Why Is Autism Underdiagnosed in Girls? The Reason Is Sorta Sexist
Autism is generally thought of as a "male" disorder — it’s diagnosed in boys at nearly five times the rate of girls. But, according to a new story from NPR, gender bias may play a huge role in how autism is diagnosed in girls: some girls display different symptoms of autism than boys do, making the disorder less recognizable to doctors, delaying diagnosis and treatment.
Autism, or autism spectrum disorder, which also includes Asperger’s syndrome, is most often diagnosed early in childhood, when differences in social behaviors — such as difficulty making connections, engaging in repetitive actions, or nonverbal communication — begin to emerge. A parent may notice that their child doesn’t make eye contact as much as their peers do, or that they focus intensely on one activity to the exclusion of all else. Some people with autism are more high functioning, and have a quality of life similar to their peers who aren't autistic; others may need more intervention and hands-on care.
There are a few different ways that these diagnoses are affected by gender bias. According to NPR, girls are more likely to engage in “social camouflage” behaviors that mask the most overt signs of autism, like hanging out in groups or showing signs of empathy.
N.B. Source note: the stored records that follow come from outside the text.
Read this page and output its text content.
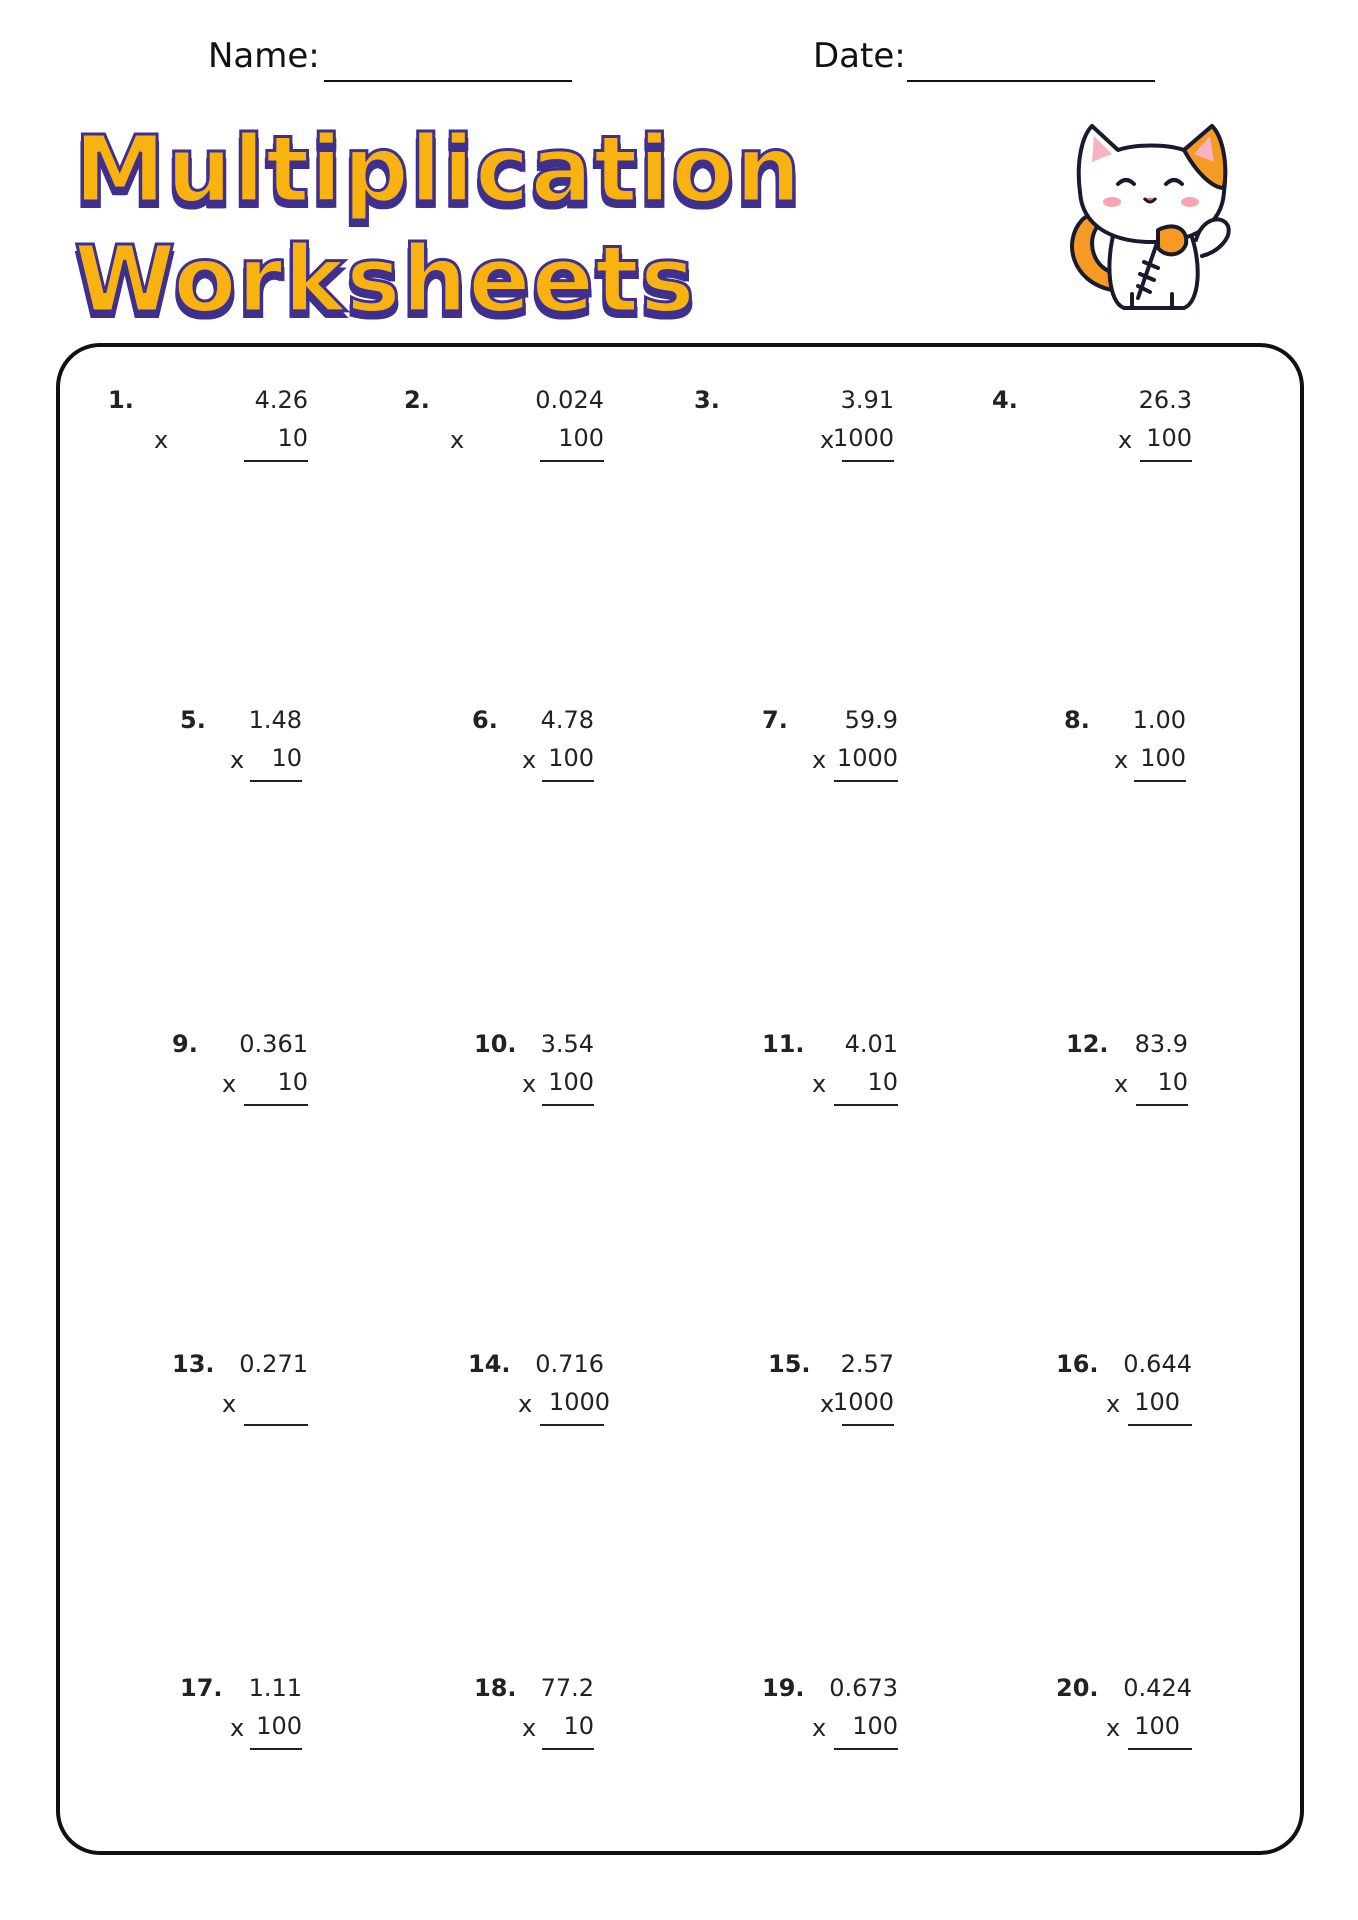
Name:	Date:
Multiplication
Worksheets
1.	4.26
x	10
2.	0.024
x	100
3.	3.91
x
1000
4.	26.3
x 100
5. 1.48
x 10
6. 4.78
x 100
7. 59.9
x 1000
8. 1.00
x 100
9. 0.361
x 10
10. 3.54
x 100
11. 4.01
x 10
12. 83.9
x 10
13. 0.271
x
14. 0.716
x 1000
15. 2.57
x
1000
16. 0.644
x 100
17. 1.11
x 100
18. 77.2
x 10
19. 0.673
x 100
20. 0.424
x 100
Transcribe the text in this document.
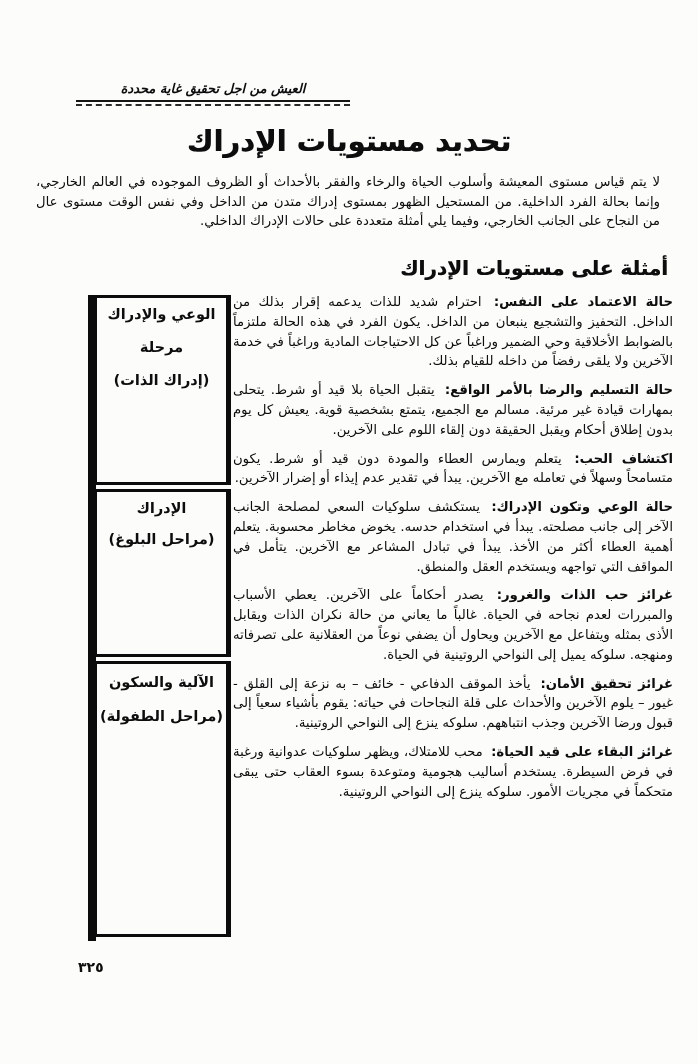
العيش من اجل تحقيق غاية محددة
تحديد مستويات الإدراك
لا يتم قياس مستوى المعيشة وأسلوب الحياة والرخاء والفقر بالأحداث أو الظروف الموجوده في العالم الخارجي، وإنما بحالة الفرد الداخلية. من المستحيل الظهور بمستوى إدراك متدن من الداخل وفي نفس الوقت مستوى عال من النجاح على الجانب الخارجي، وفيما يلي أمثلة متعددة على حالات الإدراك الداخلي.
أمثلة على مستويات الإدراك
الوعي والإدراك
مرحلة
(إدراك الذات)
الإدراك
(مراحل البلوغ)
الآلية والسكون
(مراحل الطفولة)

حالة الاعتماد على النفس: احترام شديد للذات يدعمه إقرار بذلك من الداخل. التحفيز والتشجيع ينبعان من الداخل. يكون الفرد في هذه الحالة ملتزماً بالضوابط الأخلاقية وحي الضمير وراغباً عن كل الاحتياجات المادية وراغباً في خدمة الآخرين ولا يلقى رفضاً من داخله للقيام بذلك.

حالة التسليم والرضا بالأمر الواقع: يتقبل الحياة بلا قيد أو شرط. يتحلى بمهارات قيادة غير مرئية. مسالم مع الجميع، يتمتع بشخصية قوية. يعيش كل يوم بدون إطلاق أحكام ويقبل الحقيقة دون إلقاء اللوم على الآخرين.

اكتشاف الحب: يتعلم ويمارس العطاء والمودة دون قيد أو شرط. يكون متسامحاً وسهلاً في تعامله مع الآخرين. يبدأ في تقدير عدم إيذاء أو إضرار الآخرين.

حالة الوعي وتكون الإدراك: يستكشف سلوكيات السعي لمصلحة الجانب الآخر إلى جانب مصلحته. يبدأ في استخدام حدسه. يخوض مخاطر محسوبة. يتعلم أهمية العطاء أكثر من الأخذ. يبدأ في تبادل المشاعر مع الآخرين. يتأمل في المواقف التي تواجهه ويستخدم العقل والمنطق.

غرائز حب الذات والغرور: يصدر أحكاماً على الآخرين. يعطي الأسباب والمبررات لعدم نجاحه في الحياة. غالباً ما يعاني من حالة نكران الذات ويقابل الأذى بمثله ويتفاعل مع الآخرين ويحاول أن يضفي نوعاً من العقلانية على تصرفاته ومنهجه. سلوكه يميل إلى النواحي الروتينية في الحياة.

غرائز تحقيق الأمان: يأخذ الموقف الدفاعي - خائف – به نزعة إلى القلق - غيور – يلوم الآخرين والأحداث على قلة النجاحات في حياته: يقوم بأشياء سعياً إلى قبول ورضا الآخرين وجذب انتباههم. سلوكه ينزع إلى النواحي الروتينية.

غرائز البقاء على قيد الحياة: محب للامتلاك، ويظهر سلوكيات عدوانية ورغبة في فرض السيطرة. يستخدم أساليب هجومية ومتوعدة بسوء العقاب حتى يبقى متحكماً في مجريات الأمور. سلوكه ينزع إلى النواحي الروتينية.

٣٢٥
Repetitive or obsessive acts, like collecting things or having intense interests, are seen more like endearing quirks than as anti-social behaviors. (Also, a girl with an all-consuming obsession with Disney princesses is perceived differently from a boy who feels the same way about, say, math.)
Gender roles aside, the way the diagnostic criteria for autism were developed is problematic of itself; they’re based on data acquired from studies of basically only boys, according to Scientific American. Similarly to how a heart attack presents differently in women, there are critical differences between how autism presents in girls versus in boys. Some obsessive or repetitive behaviors in girls might take on characteristics closer to obsessive-compulsive disorder, or even anorexia; the diagnosis could then be one of those diseases, which have higher incidence in women, before realizing the root cause is autism.
There are differences at the brain level, too. Kevin Pelphrey, an autism researcher at Yale, has found that the brains of girls with autism look most similar to those of neurotypical boys of the same age. “They're still reduced relative to typically developing girls,” he told Scientific American, but they’re not immediately recognizable as autistic.
These days, autism affects one in 68 kids in the U.S., according to the Centers for Disease Control, and that number is only going up as more parents become aware of symptoms to look out for. The earlier a child is diagnosed, the better the outcome: a 2015 study in the journal Pediatrics found early intervention could improve social abilities, communication skills, and even IQ. But some researchers think that there might be as much as a two-year lag in diagnosis for girls with autism, according to CBS News. Reducing this gender gap is critically important to make sure that girls have the same access to treatment and care that their male counterparts do. With awareness and education, girls with autism can have every chance to live the lives they deserve.